The proliferation of the term Big Data has popularized a number of trends. One of these is to utilize all the data variables available with the latest sophisticated techniques to solve any problem, often resulting in complicated models that are confusing and hard to explain. Observing this phenomenon makes us ask how we can know when we have enough data variables and adding new ones does not add any useful information. When is the current model good enough? Is there value in adding another modeling term? Is there a good stopping rule? How do we prevent overkill in our modeling?

A good guide to know when to stop looking for a better solution is to look for elegance and simplicity through analytic parsimony. According to Webster’s, parsimony is “economy in the use of means to an end”. Long before data science became popular, parsimony was highly revered and prized throughout history by philosophers and scientists —e.g., “Entities should not be multiplied unnecessarily”; “If a thing can be done adequately by means of one, it is superfluous to do it by means of several; for we observe that nature does not employ two instruments where one suffices.” “Everything should be made as simple as possible, but not simpler.” As data scientists, we should remember to follow this guidance toward parsimony. The effective but simpler explanations deliver the most effectiveness.

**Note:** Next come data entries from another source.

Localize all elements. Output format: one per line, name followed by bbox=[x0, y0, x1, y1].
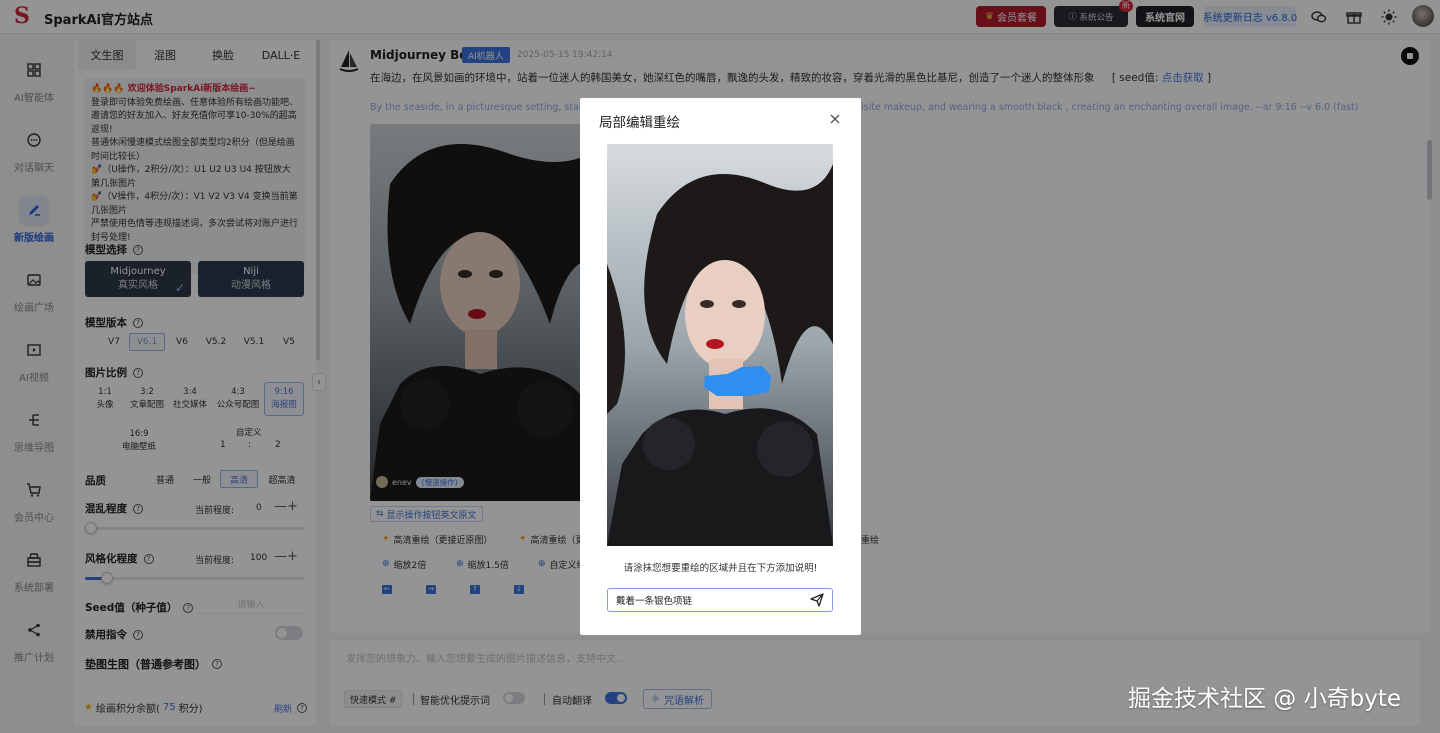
modal-title: 局部编辑重绘 bbox=[599, 115, 680, 131]
inpaint-description-input[interactable] bbox=[607, 588, 833, 612]
send-icon[interactable] bbox=[810, 593, 824, 607]
watermark: 掘金技术社区 @ 小奇byte bbox=[1128, 686, 1402, 712]
modal-hint: 请涂抹您想要重绘的区域并且在下方添加说明! bbox=[623, 563, 818, 574]
inpaint-canvas[interactable] bbox=[607, 144, 833, 546]
close-icon[interactable] bbox=[829, 113, 841, 125]
inpaint-modal: 局部编辑重绘 请涂抹您想要重绘的区域并且在下方添加说明! bbox=[580, 98, 861, 635]
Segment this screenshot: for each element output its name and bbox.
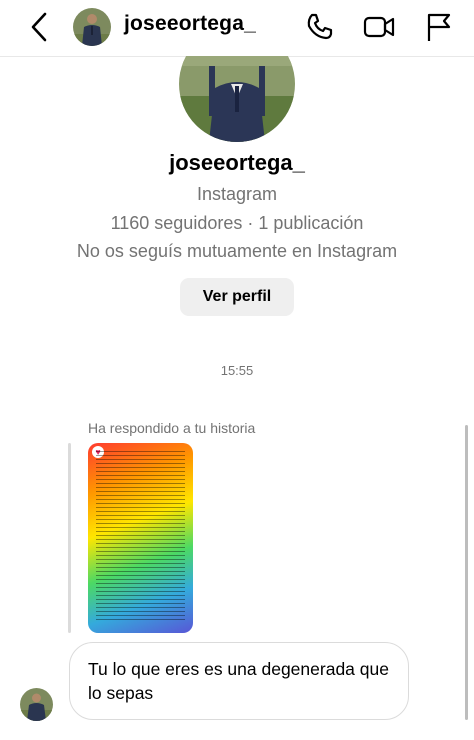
story-text-block [96,451,185,623]
chat-header: joseeortega_ [0,0,474,56]
sender-avatar[interactable] [20,688,53,721]
story-reply-bar [68,443,71,633]
view-profile-button[interactable]: Ver perfil [180,278,294,316]
video-camera-icon[interactable] [362,10,396,44]
profile-mutual-status: No os seguís mutuamente en Instagram [76,241,398,261]
phone-icon[interactable] [303,10,337,44]
back-chevron-icon[interactable] [26,10,54,44]
header-avatar[interactable] [73,8,111,46]
flag-icon[interactable] [422,10,456,44]
profile-platform: Instagram [196,184,278,204]
story-reply-label: Ha respondido a tu historia [88,420,256,436]
header-username[interactable]: joseeortega_ [124,12,256,36]
message-bubble[interactable]: Tu lo que eres es una degenerada que lo … [69,642,409,720]
scrollbar[interactable] [465,425,468,720]
profile-stats: 1160 seguidores · 1 publicación [110,213,364,233]
story-thumbnail[interactable]: ♥ [88,443,193,633]
profile-username: joseeortega_ [169,150,305,175]
message-timestamp: 15:55 [220,363,254,378]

How can we apply this principle to achieve parsimony in our data analysis work? As we iterate through our analysis options and solutions, our work is most parsimonious when adding the next variable or feature does not add value or effectiveness but, instead, causes more noise and confusion in the explanation. This can be seen clearly in this example of model building:

In the illustration, as the analyst builds more complex models (the blue line), the model improves with each iteration (i.e., the error decreases). To achieve a lower error with each successive iteration, the modeler typically will have added additional variables and complexity compared to the prior iteration. However, the validation runs of these models (the orange line) indicate similar improvements over the earlier model iterations, but after the sixth iteration, the models begin to increasingly pick up noise and spurious signals. Thus, the most parsimonious model is the model in iteration six even though model 10 initially appeared to be a better model.

In conclusion, the operative guideline is: Keep It Simple. Know when you are overdoing it. Set up guidelines to monitor when your analysis delivers no additional explanations but just gets more complicated.